La taxe sur le sucre au Mexique : un modèle pour réduire la consommation de produits sucrés
Le Dr Simón Barquera (Instituto Nacional de Salud Pública) a détaillé l’impact de la taxe sur les boissons sucrées instaurée au Mexique en 2014. Initialement controversée, cette taxe a entraîné une réduction de 9,7 % des achats de sodas en 2015. Elle a également incité l’industrie à reformuler ses produits, réduisant ainsi la teneur en sucre des boissons. En 2020, des étiquettes d’avertissement nutritionnel ont été introduites pour renforcer la régulation. Des études récentes indiquent une diminution des taux de triglycérides chez les adultes mexicains, illustrant l’efficacité des politiques fiscales en matière de santé publique.
Les politiques nutritionnelles du Japon : un modèle d’éducation et de longévité
Dr. Marika Nomura, du Japon, a souligné que le Japon présente l’espérance de vie la plus longue, avec 81 ans pour les hommes et 87 ans pour les femmes en 2023. Le pays affiche également la plus faible prévalence d’obésité. Concernant les politiques nutritionnelles, il n’y a pas de taxes sur les aliments sucrés ou salés, ni de restrictions sur le marketing ou d’étiquettes d’avertissement. Le gouvernement japonais privilégie une approche axée sur l’intervention individuelle et l’éducation. L’éducation à la nutrition est inscrite dans la loi et mise en œuvre dans tous les contextes, y compris dès la maternelle. Les enfants choisissent eux-mêmes ce qu’ils mangent, avec des menus basés sur les recommandations nationales en matière de nutrition.

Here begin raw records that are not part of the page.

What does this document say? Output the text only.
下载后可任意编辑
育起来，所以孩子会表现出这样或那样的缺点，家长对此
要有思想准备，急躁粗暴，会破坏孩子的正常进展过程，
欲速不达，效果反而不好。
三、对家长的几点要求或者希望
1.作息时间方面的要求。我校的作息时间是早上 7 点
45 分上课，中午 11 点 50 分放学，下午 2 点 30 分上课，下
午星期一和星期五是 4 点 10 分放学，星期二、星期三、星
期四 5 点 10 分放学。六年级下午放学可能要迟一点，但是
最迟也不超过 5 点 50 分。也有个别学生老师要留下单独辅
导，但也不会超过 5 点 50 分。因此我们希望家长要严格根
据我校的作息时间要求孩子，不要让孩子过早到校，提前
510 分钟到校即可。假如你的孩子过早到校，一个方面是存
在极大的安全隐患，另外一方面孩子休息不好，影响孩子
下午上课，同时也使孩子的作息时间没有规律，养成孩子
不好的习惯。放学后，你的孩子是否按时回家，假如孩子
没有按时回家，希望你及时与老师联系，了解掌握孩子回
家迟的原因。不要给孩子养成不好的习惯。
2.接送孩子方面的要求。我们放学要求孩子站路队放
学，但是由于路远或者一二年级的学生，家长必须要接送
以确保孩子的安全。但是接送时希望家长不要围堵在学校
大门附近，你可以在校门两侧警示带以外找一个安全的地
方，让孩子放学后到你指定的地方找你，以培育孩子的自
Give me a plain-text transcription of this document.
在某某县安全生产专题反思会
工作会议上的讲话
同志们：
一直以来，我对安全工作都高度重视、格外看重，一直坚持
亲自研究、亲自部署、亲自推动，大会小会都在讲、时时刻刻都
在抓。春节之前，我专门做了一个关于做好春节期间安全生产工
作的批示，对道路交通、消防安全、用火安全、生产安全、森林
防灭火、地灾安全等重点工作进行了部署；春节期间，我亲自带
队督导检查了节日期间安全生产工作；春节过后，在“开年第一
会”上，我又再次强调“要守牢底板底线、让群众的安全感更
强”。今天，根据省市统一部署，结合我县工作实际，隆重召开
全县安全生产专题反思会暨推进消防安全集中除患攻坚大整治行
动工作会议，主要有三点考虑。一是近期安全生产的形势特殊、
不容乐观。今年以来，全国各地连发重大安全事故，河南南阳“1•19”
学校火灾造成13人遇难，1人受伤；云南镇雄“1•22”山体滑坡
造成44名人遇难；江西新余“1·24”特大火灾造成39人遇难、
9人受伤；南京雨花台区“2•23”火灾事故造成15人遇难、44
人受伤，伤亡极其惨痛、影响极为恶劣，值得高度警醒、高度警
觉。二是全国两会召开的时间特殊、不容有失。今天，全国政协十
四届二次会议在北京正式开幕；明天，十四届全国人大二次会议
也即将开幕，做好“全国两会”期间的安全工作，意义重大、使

Vers une approche systémique des politiques alimentaires et nutritionnelles
Les interventions de cette session ont souligné la nécessité d’adopter une approche globale pour lutter contre la malnutrition et les MNT. Si les initiatives individuelles, comme l’éducation nutritionnelle, sont essentielles, elles doivent s’accompagner de réformes structurelles, telles que la régulation du marché alimentaire, la taxation des produits nocifs et la promotion de systèmes alimentaires durables. Les débats ont mis en évidence l’importance de combiner des actions ciblées et des mesures politiques ambitieuses pour transformer durablement l’environnement alimentaire et améliorer la santé publique à l’échelle mondiale.